이제 데이터베이스에서 객체를 만들고 데이터를 로드해야 합니다. 가상의 Cymbal Store 데이터를 사용합니다. 데이터는 공개 Google 스토리지 버킷에서 CSV 형식으로 제공됩니다.

먼저 데이터베이스에 필요한 모든 객체를 만들어야 합니다. 이를 위해 이미 익숙한 gcloud sql connect 및 gcloud storage 명령어를 사용하여 스키마 객체를 다운로드하고 데이터베이스로 가져옵니다.

클라우드 셸에서 다음을 실행하고 인스턴스를 만들 때 기록해 둔 비밀번호를 제공합니다.

gcloud storage cat gs://cloud-training/gcc/gcc-tech-004/cymbal_demo_schema.sql |gcloud sql connect my-cloudsql-instance --database quickstart_db --user=postgres

이전 명령어에서 정확히 무엇을 했나요? 데이터베이스에 연결하고 다운로드한 SQL 코드를 실행하여 테이블, 색인, 시퀀스를 만들었습니다.

다음 단계는 데이터를 로드하는 것입니다. 이를 위해 Google Cloud Storage에서 CSV 파일을 다운로드해야 합니다.

gcloud storage cp gs://cloud-training/gcc/gcc-tech-004/cymbal_products.csv .
gcloud storage cp gs://cloud-training/gcc/gcc-tech-004/cymbal_inventory.csv .
gcloud storage cp gs://cloud-training/gcc/gcc-tech-004/cymbal_stores.csv .

그런 다음 데이터베이스에 연결해야 합니다.

gcloud sql connect my-cloudsql-instance --database quickstart_db --user=postgres

CSV 파일에서 데이터를 가져옵니다.

\copy cymbal_products from 'cymbal_products.csv' csv header

\copy cymbal_inventory from 'cymbal_inventory.csv' csv header

\copy cymbal_stores from 'cymbal_stores.csv' csv header

자체 데이터가 있고 CSV 파일이 Cloud 콘솔에서 제공되는 Cloud SQL 가져오기 도구와 호환되는 경우 명령줄 접근 방식 대신 이 도구를 사용할 수 있습니다.

7. 임베딩 만들기

다음 단계는 Google Vertex AI의 textembedding-004 모델을 사용하여 제품 설명의 임베딩을 빌드하고 벡터 데이터로 저장하는 것입니다.

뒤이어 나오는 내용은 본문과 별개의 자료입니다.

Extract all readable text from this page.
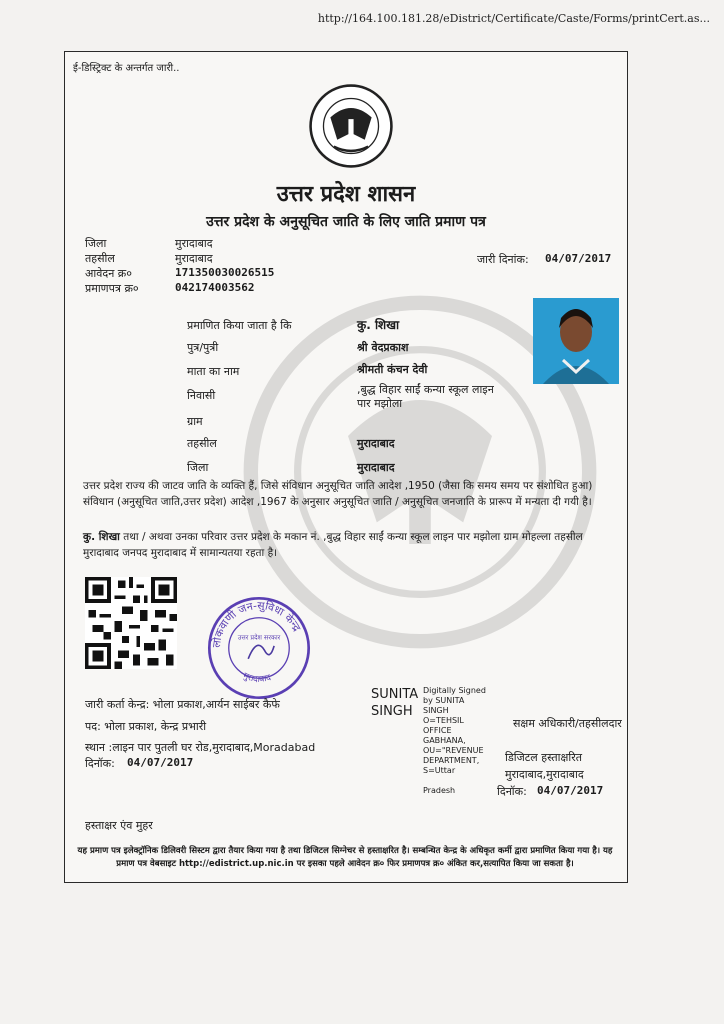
http://164.100.181.28/eDistrict/Certificate/Caste/Forms/printCert.as...
ई-डिस्ट्रिक्ट के अन्तर्गत जारी..
उत्तर प्रदेश शासन
उत्तर प्रदेश के अनुसूचित जाति के लिए जाति प्रमाण पत्र
जिला	मुरादाबाद
तहसील	मुरादाबाद
आवेदन क्र०	171350030026515
प्रमाणपत्र क्र०	042174003562
जारी दिनांक: 04/07/2017
प्रमाणित किया जाता है कि	कु. शिखा
पुत्र/पुत्री	श्री वेदप्रकाश
माता का नाम	श्रीमती कंचन देवी
निवासी	,बुद्ध विहार साईं कन्या स्कूल लाइन
पार मझोला
ग्राम
तहसील	मुरादाबाद
जिला	मुरादाबाद
उत्तर प्रदेश राज्य की जाटव जाति के व्यक्ति हैं, जिसे संविधान अनुसूचित जाति आदेश ,1950 (जैसा कि समय समय पर संशोधित हुआ) संविधान (अनुसूचित जाति,उत्तर प्रदेश) आदेश ,1967 के अनुसार अनुसूचित जाति / अनुसूचित जनजाति के प्रारूप में मन्यता दी गयी है।
कु. शिखा तथा / अथवा उनका परिवार उत्तर प्रदेश के मकान नं. ,बुद्ध विहार साईं कन्या स्कूल लाइन पार मझोला ग्राम मोहल्ला तहसील मुरादाबाद जनपद मुरादाबाद में सामान्यतया रहता है।
लोकवाणी जन-सुविधा केन्द्र
उत्तर प्रदेश सरकार
मुरादाबाद
जारी कर्ता केन्द्र: भोला प्रकाश,आर्यन साईबर कैफे
पद: भोला प्रकाश, केन्द्र प्रभारी
स्थान :लाइन पार पुतली घर रोड,मुरादाबाद,Moradabad
दिनॉक: 04/07/2017
SUNITA
SINGH
Digitally Signed
by SUNITA
SINGH
O=TEHSIL
OFFICE
GABHANA,
OU="REVENUE
DEPARTMENT,
S=Uttar
Pradesh
सक्षम अधिकारी/तहसीलदार
डिजिटल हस्ताक्षरित
मुरादाबाद,मुरादाबाद
दिनॉक: 04/07/2017
हस्ताक्षर एंव मुहर
यह प्रमाण पत्र इलेक्ट्रॉनिक डिलिवरी सिस्टम द्वारा तैयार किया गया है तथा डिजिटल सिग्नेचर से हस्ताक्षरित है। सम्बन्धित केन्द्र के अधिकृत कर्मी द्वारा प्रमाणित किया गया है। यह प्रमाण पत्र वेबसाइट http://edistrict.up.nic.in पर इसका पहले आवेदन क्र० फिर प्रमाणपत्र क्र० अंकित कर,सत्यापित किया जा सकता है।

종료했거나 이전 세션이 연결 해제된 경우 데이터베이스에 연결합니다.

gcloud sql connect my-cloudsql-instance --database quickstart_db --user=postgres

임베딩 함수를 사용하여 cymbal_products 테이블에 가상 열 embedding을 만듭니다. 이 명령어는 'product_description' 열을 기반으로 생성된 임베딩이 포함된 벡터를 저장하는 가상 열 'embedding'을 만듭니다. 또한 테이블의 모든 기존 행에 대한 임베딩을 만듭니다. 모델은 삽입 함수의 첫 번째 매개변수로 정의되고 소스 데이터는 두 번째 매개변수로 정의됩니다.

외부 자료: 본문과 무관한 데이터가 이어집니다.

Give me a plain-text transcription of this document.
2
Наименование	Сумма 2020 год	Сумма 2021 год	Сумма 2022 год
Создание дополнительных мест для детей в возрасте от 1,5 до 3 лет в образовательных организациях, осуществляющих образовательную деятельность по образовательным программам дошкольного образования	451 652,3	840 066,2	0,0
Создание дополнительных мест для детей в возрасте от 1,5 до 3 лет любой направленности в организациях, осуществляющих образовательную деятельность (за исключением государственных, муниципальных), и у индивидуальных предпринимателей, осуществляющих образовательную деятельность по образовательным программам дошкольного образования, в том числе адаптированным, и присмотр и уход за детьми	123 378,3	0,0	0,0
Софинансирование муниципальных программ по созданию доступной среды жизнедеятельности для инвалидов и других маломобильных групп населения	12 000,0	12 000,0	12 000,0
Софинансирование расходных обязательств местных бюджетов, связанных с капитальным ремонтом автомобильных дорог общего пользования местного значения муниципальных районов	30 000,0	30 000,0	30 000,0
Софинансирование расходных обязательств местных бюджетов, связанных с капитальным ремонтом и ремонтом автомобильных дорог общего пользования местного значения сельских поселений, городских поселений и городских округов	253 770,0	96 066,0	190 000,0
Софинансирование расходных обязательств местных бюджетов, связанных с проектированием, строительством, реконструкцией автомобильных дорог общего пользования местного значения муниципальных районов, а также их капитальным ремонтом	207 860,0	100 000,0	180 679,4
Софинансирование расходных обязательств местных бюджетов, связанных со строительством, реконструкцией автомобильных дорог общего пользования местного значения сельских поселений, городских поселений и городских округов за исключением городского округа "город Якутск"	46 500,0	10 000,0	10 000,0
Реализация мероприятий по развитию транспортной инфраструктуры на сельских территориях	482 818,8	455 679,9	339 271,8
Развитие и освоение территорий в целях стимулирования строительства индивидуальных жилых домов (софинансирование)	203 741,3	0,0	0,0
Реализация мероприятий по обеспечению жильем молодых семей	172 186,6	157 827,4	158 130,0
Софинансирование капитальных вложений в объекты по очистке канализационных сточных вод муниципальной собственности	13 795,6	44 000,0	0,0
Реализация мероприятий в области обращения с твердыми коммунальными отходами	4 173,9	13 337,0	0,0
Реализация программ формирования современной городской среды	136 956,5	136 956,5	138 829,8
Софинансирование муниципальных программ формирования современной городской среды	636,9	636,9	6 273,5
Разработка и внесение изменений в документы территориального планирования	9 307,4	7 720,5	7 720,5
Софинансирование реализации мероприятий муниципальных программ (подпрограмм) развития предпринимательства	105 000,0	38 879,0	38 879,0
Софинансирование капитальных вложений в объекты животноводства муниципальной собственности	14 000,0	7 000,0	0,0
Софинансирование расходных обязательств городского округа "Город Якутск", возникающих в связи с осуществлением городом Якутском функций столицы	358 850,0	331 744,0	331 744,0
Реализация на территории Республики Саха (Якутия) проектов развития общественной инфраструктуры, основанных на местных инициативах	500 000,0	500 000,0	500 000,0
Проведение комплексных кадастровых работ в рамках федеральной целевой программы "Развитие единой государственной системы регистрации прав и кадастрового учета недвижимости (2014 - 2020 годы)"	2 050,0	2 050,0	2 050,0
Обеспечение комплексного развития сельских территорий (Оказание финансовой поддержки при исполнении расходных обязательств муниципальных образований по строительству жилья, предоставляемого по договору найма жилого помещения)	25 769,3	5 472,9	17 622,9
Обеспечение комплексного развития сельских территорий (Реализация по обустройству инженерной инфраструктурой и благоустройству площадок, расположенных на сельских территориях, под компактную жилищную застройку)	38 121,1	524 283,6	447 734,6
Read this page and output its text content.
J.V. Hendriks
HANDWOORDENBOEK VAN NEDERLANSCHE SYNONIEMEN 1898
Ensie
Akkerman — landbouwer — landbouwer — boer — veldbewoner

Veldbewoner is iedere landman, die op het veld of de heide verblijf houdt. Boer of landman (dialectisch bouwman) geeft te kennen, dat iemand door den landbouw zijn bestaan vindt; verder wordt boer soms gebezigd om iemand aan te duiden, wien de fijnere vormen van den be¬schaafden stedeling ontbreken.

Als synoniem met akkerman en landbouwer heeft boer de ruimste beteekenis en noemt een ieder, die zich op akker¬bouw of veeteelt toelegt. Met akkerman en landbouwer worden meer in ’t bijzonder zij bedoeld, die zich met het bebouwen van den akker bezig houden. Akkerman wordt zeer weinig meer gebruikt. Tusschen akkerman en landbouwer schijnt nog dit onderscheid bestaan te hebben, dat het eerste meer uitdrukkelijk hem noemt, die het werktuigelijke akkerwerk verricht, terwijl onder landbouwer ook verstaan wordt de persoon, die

ALTER TABLE cymbal_products ADD COLUMN embedding vector(768) GENERATED ALWAYS AS (embedding('text-embedding-005',product_description)) STORED;

시간이 다소 걸릴 수 있지만 900~1,000개의 행의 경우 5분을 넘지 않으며 일반적으로 훨씬 빠릅니다.

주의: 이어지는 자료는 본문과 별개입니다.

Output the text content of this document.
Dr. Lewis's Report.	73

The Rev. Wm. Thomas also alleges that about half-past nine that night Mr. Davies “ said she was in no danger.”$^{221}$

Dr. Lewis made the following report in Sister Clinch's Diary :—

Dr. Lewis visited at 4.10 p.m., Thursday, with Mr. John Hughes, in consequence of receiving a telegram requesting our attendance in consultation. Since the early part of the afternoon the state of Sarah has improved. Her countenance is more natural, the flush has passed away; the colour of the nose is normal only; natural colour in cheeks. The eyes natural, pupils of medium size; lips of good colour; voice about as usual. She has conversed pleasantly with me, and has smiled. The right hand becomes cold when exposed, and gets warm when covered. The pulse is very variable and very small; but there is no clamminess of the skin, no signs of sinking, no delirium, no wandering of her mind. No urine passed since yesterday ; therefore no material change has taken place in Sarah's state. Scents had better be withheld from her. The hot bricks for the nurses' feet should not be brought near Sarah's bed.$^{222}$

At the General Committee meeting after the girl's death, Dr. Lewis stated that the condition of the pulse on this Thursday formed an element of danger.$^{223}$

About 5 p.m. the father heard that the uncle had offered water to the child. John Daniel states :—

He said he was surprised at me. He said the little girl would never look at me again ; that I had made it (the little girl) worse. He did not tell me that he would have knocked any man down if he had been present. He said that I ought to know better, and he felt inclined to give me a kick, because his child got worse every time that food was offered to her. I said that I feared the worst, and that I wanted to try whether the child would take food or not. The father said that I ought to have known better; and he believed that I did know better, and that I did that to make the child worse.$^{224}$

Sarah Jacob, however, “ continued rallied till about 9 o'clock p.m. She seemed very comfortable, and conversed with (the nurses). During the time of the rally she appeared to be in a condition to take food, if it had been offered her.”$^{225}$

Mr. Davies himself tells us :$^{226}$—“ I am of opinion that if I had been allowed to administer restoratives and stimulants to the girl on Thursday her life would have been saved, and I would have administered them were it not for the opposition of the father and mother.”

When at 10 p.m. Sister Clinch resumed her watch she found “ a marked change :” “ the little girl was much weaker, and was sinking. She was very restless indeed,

표에 새 행을 삽입하거나 기존 행의 product_description을 업데이트하면 'embedding' 열의 가상 열 데이터가 'product_description'을 기반으로 다시 생성됩니다.

8. 유사성 검색 실행

이제 설명에 대해 계산된 벡터 값과 요청에 대해 가져온 벡터 값을 기반으로 유사성 검색을 사용하여 검색을 실행할 수 있습니다.

SQL 쿼리는 gcloud sql connect를 사용하여 동일한 명령줄 인터페이스에서 실행하거나 Cloud SQL Studio에서 실행할 수 있습니다. 다중 행 및 복잡한 쿼리는 Cloud SQL Studio에서 관리하는 것이 좋습니다.

Cloud SQL Studio 시작

콘솔에서 이전에 만든 Cloud SQL 인스턴스를 클릭합니다.

오른쪽 패널에서 열면 Cloud SQL Studio가 표시됩니다. 이 탭을 클릭하세요.

데이터베이스 이름과 사용자 인증 정보를 제공하는 대화상자가 열립니다.

데이터베이스: quickstart_db
사용자: postgres
비밀번호: 기록해 둔 기본 데이터베이스 사용자의 비밀번호

'인증' 버튼을 클릭합니다.

다음 창이 열리면 오른쪽의 '편집기' 탭을 클릭하여 SQL 편집기를 엽니다.

이제 쿼리를 실행할 준비가 되었습니다.

쿼리 실행

클라이언트의 요청과 가장 관련성이 높은 사용 가능한 제품 목록을 가져오는 쿼리를 실행합니다. 벡터 값을 가져오기 위해 Vertex AI에 전달할 요청은 '여기에서 잘 자라는 과일 나무는 무엇인가요?'와 같습니다.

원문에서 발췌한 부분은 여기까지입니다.